In Rhode Island and Massachusetts, people 5 and older are eligible to get vaccinated and can do so at a variety of locations including community clinics and pharmacies. The kid-sized dose for the 5-11 age group, which was given federal approval in November, is about a third of what’s given to adults and teenagers.
At this time, only the Pfizer vaccine is available to people under the age of 18.
To maximize protection, the CDC recommends that everyone ages 12 and older get a booster dose after completing the primary vaccination series (at least five months after second Pfizer or Moderna shot, or two months after Johnson & Johnson).
In late March, the FDA approved and the CDC recommended an additional booster for individuals who are 50 and older or immunocompromised.
The vaccine is free and health insurance is not required.
Here’s everything else you need to know:
Getting Vaccinated in Rhode Island
Where: Clinics for different age groups are being held at locations around the state, including community centers and schools. The vaccine is also available at participating pharmacies and doctor’s offices.

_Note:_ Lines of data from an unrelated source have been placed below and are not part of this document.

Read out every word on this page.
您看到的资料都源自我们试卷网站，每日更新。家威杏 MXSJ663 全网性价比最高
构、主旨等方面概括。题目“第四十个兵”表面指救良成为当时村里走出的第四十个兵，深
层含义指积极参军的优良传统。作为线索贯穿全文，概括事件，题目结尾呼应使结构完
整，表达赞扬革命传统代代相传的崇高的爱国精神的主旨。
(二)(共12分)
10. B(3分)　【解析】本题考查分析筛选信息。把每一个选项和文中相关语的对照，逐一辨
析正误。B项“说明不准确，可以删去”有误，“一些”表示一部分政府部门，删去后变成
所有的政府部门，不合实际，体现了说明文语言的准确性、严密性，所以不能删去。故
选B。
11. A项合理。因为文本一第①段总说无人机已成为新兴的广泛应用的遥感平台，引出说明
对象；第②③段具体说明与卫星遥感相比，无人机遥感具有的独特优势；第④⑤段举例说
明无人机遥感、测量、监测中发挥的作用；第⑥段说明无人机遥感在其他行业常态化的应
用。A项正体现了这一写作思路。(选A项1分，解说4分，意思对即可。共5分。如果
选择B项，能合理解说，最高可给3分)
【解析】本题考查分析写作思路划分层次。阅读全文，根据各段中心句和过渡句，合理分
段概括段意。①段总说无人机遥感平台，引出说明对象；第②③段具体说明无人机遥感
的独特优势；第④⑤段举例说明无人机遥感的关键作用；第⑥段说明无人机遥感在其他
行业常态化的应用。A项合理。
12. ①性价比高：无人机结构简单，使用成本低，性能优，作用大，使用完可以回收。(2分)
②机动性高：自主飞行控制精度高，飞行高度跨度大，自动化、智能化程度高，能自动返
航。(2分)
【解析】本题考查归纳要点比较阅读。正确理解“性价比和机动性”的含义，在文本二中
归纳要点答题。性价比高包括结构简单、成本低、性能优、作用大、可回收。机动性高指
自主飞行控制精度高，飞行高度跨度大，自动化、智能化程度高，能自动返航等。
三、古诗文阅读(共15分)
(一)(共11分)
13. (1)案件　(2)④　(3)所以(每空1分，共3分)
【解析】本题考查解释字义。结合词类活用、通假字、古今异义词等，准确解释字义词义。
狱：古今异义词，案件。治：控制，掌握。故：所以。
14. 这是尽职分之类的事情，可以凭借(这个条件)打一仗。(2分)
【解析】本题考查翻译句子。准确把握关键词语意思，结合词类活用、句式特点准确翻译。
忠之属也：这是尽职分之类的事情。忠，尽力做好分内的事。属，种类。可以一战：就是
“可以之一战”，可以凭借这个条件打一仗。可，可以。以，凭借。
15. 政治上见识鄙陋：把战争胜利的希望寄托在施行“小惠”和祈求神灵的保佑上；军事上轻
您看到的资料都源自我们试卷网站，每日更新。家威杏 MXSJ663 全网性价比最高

How: While appointments are not required at many clinics, it’s best to book a slot ahead of time to ensure availability and reduce wait times. Visit VaccinateRI.org or call 844-930-1779 to make an appointment.
- CVS Health: Schedule an appointment »
- Walgreens: Schedule an appointment »
- Stop & Shop: Schedule an appointment »
- Walmart: Schedule an appointment »
Select independent pharmacies are posting their appointments on VaccinateRI.org.
Who: Anyone 5 and older can get vaccinated. In the spring, the state removed the residency requirement so people visiting Rhode Island can also get vaccinated if they choose.
If you’re unable to get to a vaccination site, RIPTA is offering rides to appointments, along with rideshare services Uber and Lyft. Vaccinations are also available for homebound individuals through the city or town in which they live.
Getting Vaccinated in Massachusetts
Similar to Rhode Island, anyone 5 and older is eligible to get vaccinated. Visit VaxFinder.mass.gov to see available appointments, or call 211 or (877) 211-6277 for assistance.
Walk-in vaccinations are accepted seven days a week at mass vaccination sites, meaning an appointment is not required. Retail pharmacies that are offering the vaccine are also listed on Vaxfinder.mass.gov.
People who are homebound can call (833) 983-0485 to schedule an at-home vaccination.
If you need public transportation, state officials suggest using the MBTA Trip Planner.
Latest COVID-19 Vaccine Headlines
Rhode Island Testing
In addition to vaccinations, health officials say testing is a critical part of preventing the spread of the coronavirus. The R.I. Department of Health recommends getting tested if you’re experiencing COVID-19 symptoms or plan to travel out of state.
Health officials also say people who are not fully vaccinated should get tested weekly.
Tests are free and to schedule an appointment, visit portal.ri.gov, call (401) 222-8022, or go through your health care provider. Some communities are also offering rapid testing on specific dates and times.
Like Rhode Island, coronavirus testing is widely available at sites across Massachusetts, and home testing is also available at no cost to all eligible adults.
If you are experiencing a medical emergency, call 911.